Standard & Poor’s expects gold prices to remain high in the next year because of economic challenges in Europe, increasing global inflation and potential economic fallout from the Japanese earthquake.
Author: Dorothy Kosich
RENO, NV –
In an industry economic and ratings outlook released Tuesday, Standard & Poor’s forecast that most U.S. and Canadian metals and mining companies will improve their operating performance in the first half of this year, “reflecting a rise in average prices and strengthened end-market demand.”
S&P Primary Credit Analyst Marie Shmaruk and Senior Economist Beth Ann Bovino also noted that prices of the yellow metal–in response to global political uncertainties and fears of inflation–have remained high, averaging nearly $1,400 per ounce, year to date. “We expect gold prices to remain high in the next year or so because of economic challenges in Europe, increasing global inflation, and a potential economic fallout resulting from the earthquake in Japan,” they forecast.
Meanwhile, the analysts observed that 60 U.S. and Canadian metals and mining sector companies have positive or stable rating outlooks.
“In our view, these companies would be able to withstand a period of weaker-than-expected market conditions, similar to what occurred at the end of 2010, without significant credit deterioration, and a resumption of slow steady growth could potentially result in higher ratings for some companies,” they said.
“For those with negative ratings outlooks or on CreditWatch with negative implications, we’re generally concerned about whether market conditions will be strong enough to support the ratings.”
Since S&P published its last industry outlook in January, one company, James River Coal, has been upgraded by the analysts while no mining and metals company has been downgraded.
Shmaruk and Bovino observed that the global demand for metallurgical coal is strong, while the steam coal business still has not recovered to pre-recession levels. “However, most metallurgical coal operations are enjoying high pricing and a strong export market.”
“Still, the regulatory costs of the EPA’s clean air and water rules and increased scrutiny of underground mining in the U.S. remain key risks,” they cautioned.

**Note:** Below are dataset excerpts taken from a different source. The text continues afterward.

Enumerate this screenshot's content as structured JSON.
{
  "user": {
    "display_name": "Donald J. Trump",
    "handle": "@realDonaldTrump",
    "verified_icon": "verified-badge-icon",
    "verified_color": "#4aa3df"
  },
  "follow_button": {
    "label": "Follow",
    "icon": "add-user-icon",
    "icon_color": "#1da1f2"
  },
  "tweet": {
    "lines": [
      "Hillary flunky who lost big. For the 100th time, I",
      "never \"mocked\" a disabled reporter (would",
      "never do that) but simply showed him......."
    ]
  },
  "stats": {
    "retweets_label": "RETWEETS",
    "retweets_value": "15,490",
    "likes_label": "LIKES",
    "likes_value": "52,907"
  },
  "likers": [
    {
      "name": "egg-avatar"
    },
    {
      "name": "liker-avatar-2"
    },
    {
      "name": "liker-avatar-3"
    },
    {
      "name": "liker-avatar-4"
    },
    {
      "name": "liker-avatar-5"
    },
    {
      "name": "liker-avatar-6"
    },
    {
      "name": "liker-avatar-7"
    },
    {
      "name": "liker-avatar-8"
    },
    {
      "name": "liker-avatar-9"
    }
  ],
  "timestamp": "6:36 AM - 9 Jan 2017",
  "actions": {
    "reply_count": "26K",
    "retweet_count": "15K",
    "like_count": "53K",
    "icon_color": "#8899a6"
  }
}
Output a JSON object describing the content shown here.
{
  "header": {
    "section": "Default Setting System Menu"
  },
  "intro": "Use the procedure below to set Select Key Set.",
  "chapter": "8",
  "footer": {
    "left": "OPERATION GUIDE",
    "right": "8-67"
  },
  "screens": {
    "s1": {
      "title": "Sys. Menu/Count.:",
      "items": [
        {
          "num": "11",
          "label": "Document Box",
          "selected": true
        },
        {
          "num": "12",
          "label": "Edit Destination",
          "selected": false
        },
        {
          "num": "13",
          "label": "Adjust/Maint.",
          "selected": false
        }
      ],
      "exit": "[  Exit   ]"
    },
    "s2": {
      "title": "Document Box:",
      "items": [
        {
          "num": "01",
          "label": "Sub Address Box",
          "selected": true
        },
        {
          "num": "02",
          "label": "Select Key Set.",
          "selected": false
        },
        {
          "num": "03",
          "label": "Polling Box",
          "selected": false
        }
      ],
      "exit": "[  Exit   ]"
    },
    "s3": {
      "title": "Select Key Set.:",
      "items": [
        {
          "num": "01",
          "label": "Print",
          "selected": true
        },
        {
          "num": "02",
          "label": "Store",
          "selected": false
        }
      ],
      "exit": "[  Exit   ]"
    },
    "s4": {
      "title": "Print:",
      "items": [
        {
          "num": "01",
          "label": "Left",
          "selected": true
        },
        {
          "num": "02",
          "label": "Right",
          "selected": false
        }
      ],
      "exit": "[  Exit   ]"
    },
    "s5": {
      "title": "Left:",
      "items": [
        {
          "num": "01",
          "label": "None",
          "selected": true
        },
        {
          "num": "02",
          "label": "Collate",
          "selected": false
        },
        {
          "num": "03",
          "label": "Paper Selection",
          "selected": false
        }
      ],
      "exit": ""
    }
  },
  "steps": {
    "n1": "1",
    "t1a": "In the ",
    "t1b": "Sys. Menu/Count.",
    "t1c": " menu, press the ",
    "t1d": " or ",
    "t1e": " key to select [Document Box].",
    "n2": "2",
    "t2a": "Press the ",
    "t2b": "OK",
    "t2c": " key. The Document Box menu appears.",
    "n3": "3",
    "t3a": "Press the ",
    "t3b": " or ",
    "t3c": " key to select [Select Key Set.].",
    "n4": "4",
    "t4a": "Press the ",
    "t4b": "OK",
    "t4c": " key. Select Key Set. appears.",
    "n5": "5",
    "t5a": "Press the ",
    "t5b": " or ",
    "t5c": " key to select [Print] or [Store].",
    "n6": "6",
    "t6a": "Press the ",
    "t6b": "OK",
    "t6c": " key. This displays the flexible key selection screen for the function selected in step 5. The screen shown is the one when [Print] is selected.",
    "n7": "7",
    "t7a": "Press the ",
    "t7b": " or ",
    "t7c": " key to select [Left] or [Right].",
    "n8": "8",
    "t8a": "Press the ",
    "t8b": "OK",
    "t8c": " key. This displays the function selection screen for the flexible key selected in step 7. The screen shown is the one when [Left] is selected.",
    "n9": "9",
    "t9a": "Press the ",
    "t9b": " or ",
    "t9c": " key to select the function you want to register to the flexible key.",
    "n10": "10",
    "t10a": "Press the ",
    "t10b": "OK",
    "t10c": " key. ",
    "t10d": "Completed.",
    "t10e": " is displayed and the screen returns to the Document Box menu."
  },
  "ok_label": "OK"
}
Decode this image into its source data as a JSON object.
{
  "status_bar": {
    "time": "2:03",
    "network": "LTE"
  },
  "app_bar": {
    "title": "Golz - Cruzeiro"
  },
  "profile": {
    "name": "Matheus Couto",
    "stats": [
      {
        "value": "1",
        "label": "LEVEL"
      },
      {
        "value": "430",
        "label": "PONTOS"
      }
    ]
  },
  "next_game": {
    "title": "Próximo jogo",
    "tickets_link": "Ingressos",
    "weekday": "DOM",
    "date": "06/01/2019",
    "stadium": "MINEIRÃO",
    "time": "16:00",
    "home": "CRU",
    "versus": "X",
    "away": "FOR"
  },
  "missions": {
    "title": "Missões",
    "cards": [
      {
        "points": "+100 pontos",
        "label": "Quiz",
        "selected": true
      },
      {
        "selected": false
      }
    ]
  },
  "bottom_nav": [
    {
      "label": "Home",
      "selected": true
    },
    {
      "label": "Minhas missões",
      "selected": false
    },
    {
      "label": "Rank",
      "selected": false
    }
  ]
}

Meanwhile accelerating coal mining merger and acquisition activity has affected overall credit quality, and the analysts expect consolidation to continue because of cost pressures and the need for companies to diversify and expand their operations.
Favorable base metals prices continue
In their analysis, Shmaruk and Bovino noted, “Copper prices are robust, averaging more than $4.30 per pound thus far in 2011 compared with $3.40 for all of 2010.”
“With strong demand from China and slowly improving demand outside of China, along with relatively constrained supply, we expect prices to stay high enough to support producers’ current ratings.”
Meanwhile, the analysts also observed that aluminum prices are continuing to strengthen with prices above $1.15 per pound compared with an average of 99-cents per pound for all of 2010.
“However, still-high London Metal Exchange (LME) inventories could spur declining prices, especially if substantial supply comes to market,” they said. “We believe most of the LME inventories are backing financial transactions and are not readily available.”
The analysts suggested overall liquidity for most metals and mining companies remains adequate.
“Most metals and mining companies have sufficient liquidity to withstand the volatility inherent in these businesses. Over the next year or so, if the economy continues to improve as we expect it will, most companies are likely to use some of this liquidity to fund increases in working capital to accommodate higher business volumes, prices and costs.”
“Many companies are also expanding their capital programs, restarting projects deferred during the recession, and investing to improve their costs structures,” S&P noted. “We expect that most industry participants should generate sufficient cash flow to fund most of their capital spending and still have borrowing capability to accommodate working-capital growth.”